Quanto siete come popolazione professionale?
«Siamo circa 3mila professionisti. Certo adesso avere l’Ordine ci consente di avere non più solo una stima come è accaduto fino ad ora ma di avere un numero certo. Già abbiamo circa 3mila iscritti. Si suppone che ce ne siano altri secondo le stime fatte negli anni passati ma ancora il processo è in itinere quindi aspettiamo i risultati finali».
Se dovesse fare una richiesta alle istituzioni sanitarie e politiche cosa chiederebbe per la sua categoria?

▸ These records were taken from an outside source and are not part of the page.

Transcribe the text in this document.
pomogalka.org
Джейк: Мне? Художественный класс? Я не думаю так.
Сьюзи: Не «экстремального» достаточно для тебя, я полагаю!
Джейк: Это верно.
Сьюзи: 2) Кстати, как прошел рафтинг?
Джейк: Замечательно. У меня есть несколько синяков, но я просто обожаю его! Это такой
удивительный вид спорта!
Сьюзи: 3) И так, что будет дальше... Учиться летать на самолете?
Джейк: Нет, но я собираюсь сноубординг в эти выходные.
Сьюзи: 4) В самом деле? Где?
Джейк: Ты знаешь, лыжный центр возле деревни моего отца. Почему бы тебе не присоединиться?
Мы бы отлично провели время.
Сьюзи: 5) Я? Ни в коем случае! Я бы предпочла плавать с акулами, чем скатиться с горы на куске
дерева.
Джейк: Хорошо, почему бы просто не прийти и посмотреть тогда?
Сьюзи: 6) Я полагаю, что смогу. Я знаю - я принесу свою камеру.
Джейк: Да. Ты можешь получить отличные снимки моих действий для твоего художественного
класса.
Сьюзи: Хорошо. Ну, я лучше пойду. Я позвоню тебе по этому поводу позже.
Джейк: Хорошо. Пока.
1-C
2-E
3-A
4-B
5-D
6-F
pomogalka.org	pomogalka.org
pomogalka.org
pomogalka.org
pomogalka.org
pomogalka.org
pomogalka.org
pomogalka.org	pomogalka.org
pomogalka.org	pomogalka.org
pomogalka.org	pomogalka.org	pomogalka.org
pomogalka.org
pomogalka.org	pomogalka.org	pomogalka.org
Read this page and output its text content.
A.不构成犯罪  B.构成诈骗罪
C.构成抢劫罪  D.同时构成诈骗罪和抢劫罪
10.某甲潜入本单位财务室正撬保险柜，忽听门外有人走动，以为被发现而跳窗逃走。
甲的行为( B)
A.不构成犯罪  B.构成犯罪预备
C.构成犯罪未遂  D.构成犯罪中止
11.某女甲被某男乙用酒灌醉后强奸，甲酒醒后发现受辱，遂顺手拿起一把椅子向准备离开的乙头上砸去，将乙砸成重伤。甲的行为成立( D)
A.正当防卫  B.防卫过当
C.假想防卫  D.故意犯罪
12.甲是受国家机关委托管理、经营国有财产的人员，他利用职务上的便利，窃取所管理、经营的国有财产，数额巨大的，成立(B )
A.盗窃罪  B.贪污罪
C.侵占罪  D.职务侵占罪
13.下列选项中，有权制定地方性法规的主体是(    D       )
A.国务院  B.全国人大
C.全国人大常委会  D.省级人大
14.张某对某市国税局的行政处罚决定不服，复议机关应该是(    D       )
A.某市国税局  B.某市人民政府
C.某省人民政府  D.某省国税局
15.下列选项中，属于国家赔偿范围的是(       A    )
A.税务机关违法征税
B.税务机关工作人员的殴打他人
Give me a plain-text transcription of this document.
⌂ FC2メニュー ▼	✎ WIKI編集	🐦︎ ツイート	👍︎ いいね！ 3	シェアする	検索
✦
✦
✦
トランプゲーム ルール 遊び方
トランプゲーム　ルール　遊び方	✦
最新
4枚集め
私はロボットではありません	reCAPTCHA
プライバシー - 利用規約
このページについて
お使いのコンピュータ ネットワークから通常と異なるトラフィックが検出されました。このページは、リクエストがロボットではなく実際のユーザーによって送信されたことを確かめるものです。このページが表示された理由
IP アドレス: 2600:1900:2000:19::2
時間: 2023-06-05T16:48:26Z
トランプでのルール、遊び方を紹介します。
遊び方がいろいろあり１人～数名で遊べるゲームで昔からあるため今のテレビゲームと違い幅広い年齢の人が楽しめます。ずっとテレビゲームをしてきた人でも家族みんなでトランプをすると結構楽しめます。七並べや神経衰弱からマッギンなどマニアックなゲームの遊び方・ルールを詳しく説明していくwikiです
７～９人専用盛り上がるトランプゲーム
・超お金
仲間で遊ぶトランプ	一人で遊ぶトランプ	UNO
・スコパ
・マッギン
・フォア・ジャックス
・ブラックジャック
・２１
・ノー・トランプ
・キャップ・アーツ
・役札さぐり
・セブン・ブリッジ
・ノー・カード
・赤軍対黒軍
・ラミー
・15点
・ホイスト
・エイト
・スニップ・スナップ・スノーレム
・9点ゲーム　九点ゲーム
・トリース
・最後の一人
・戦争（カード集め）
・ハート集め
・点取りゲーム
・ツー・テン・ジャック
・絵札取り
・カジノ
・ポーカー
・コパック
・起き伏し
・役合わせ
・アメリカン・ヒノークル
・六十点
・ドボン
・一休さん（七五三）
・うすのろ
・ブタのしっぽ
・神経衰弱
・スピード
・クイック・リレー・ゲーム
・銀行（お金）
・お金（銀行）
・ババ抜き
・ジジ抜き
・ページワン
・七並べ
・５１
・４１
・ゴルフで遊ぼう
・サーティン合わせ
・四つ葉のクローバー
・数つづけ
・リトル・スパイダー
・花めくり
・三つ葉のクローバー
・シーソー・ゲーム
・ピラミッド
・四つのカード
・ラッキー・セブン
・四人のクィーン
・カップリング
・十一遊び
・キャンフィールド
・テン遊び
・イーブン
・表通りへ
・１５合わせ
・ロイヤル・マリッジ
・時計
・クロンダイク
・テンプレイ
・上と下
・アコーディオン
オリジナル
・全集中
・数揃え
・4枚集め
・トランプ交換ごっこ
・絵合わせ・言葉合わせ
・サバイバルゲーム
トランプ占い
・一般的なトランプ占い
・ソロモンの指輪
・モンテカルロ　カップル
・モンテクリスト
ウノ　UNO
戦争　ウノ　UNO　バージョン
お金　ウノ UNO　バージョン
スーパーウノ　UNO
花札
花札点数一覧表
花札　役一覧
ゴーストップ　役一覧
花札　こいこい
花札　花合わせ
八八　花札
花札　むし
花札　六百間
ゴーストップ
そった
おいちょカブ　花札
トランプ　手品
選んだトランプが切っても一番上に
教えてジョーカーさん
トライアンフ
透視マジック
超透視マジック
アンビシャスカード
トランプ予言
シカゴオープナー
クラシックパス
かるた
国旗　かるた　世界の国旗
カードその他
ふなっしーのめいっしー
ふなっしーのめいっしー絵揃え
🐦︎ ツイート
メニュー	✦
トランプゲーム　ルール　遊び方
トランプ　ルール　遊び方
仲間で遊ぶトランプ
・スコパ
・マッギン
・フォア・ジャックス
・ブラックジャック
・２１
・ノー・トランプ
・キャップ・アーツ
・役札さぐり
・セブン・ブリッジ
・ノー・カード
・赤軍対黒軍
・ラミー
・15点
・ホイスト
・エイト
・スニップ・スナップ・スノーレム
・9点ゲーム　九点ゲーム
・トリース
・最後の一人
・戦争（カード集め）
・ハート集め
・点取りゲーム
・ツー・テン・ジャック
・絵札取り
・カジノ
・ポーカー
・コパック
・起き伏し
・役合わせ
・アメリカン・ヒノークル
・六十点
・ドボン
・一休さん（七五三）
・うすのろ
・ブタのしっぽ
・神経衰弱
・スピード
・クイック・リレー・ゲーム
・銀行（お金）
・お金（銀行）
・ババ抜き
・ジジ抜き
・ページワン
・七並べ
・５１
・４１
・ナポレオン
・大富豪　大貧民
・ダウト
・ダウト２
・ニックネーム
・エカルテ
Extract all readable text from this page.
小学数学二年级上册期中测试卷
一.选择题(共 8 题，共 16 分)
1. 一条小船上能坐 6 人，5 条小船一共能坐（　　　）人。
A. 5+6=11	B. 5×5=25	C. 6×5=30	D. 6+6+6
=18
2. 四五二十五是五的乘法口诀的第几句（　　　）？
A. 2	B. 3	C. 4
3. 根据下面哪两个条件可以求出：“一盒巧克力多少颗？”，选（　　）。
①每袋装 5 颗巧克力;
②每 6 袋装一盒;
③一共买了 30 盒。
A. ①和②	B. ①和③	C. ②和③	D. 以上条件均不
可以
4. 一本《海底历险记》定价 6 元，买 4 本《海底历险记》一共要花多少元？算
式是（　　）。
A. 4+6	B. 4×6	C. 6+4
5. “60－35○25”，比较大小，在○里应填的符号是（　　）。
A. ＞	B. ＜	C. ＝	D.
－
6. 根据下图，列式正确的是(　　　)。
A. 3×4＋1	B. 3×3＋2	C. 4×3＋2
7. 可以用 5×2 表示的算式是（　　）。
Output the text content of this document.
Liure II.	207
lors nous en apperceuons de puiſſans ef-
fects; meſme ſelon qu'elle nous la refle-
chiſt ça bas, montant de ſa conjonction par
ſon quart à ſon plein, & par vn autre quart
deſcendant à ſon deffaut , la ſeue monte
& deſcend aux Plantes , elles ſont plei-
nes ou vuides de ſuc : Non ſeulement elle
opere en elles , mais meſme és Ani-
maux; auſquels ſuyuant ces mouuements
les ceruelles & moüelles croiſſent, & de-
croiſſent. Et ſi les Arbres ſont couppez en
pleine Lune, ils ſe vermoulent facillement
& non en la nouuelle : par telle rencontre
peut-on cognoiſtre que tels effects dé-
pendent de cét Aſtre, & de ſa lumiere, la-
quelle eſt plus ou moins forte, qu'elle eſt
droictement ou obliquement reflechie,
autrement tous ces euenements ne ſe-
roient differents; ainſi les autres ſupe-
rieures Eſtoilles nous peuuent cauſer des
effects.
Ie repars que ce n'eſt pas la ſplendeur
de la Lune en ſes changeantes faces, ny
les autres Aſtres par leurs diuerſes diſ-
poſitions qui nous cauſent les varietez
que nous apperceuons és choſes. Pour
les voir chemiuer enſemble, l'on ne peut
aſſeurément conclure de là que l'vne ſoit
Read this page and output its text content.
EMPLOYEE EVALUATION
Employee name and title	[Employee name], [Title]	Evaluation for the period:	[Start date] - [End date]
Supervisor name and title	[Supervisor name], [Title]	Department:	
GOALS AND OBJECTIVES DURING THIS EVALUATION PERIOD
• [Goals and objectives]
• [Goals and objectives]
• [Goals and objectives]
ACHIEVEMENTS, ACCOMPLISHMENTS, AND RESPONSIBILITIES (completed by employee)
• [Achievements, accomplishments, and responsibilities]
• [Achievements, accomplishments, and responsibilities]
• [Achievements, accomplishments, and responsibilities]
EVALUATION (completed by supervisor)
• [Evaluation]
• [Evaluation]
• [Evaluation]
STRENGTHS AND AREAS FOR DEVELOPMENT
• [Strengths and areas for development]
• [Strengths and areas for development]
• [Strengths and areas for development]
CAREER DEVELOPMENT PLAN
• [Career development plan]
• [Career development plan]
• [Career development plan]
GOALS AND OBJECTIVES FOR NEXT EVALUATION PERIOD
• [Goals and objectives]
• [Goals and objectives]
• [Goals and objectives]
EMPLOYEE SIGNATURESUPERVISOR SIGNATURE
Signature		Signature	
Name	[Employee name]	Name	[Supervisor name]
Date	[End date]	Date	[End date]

«La professione è sicuramente giovane, nel senso che noi nasciamo a seguito della legge di riforma psichiatrica, della 180, che dà l’impulso al cambiamento al livello dell’organizzazione dei servizi. Prima c’era l’ospedale psichiatrico che si occupava di contenere per la maggior parte la patologia psichiatrica, il disagio in generale. Con la chiusura degli ospedali psichiatrici si dà un nuovo impulso perché la direzione è quella della cura e della riabilitazione mentre prima l’obiettivo era soltanto quello del contenimento e dell’allontanamento del paziente dai suoi luoghi di vita. Quindi la legge 180 ha aperto questa scommessa sulla curabilità. Adesso ci sono delle basi scientifiche che sostengono la curabilità e la riabilitazione di chi è portatore di una patologia psichiatrica, quindi andrebbe implementata nei servizi di salute mentale la figura del tecnico della riabilitazione. Non è soltanto una questione che riguarda la quantità dei professionisti che comunque è esigua. Un po’ questo si ripercuote come trend comune, perché in questo momento viviamo una carenza di risorse a tutti i livelli. Però l’impiego del tecnico di riabilitazione psichiatrica è ancora oggi correlato alla residenzialità che è soltanto un aspetto del luogo dove si espleta la cura e la riabilitazione in psichiatrica e salute mentale. Quindi il tecnico della riabilitazione psichiatrica andrebbe maggiormente impiegato nel territorio secondo quelli che sono i principi della psichiatria di comunità. La riabilitazione si fa soprattutto fuori, nei luoghi di vita del paziente, nei centri di salute mentale, anche in contesto residenziale. Luogo privilegiato diventa il domicilio del paziente. In questa maniera ci si avvicina alle persone che hanno un problema serio. Sappiamo che le difficoltà e la sofferenza sono accompagnate dal pregiudizio, dallo stigma che non è soltanto quello degli altri ma è anche uno stigma interiorizzato. Molto deve essere fatto rispetto alla famiglia. Il tecnico della riabilitazione affianca la famiglia nel carico sia soggettivo che oggettivo che comporta avere un congiunto con una malattia così complessa e dalle conseguenze invalidanti. Una cosa da dire è che l’intervento precoce, così come in tutti gli ambiti sanitari, ridurrebbe di gran lunga la disabilità quindi il disfunzionamento psicosociale della persona e consentirebbe una ripresa con esiti più favorevoli e quindi un recupero maggiore dei soggetti».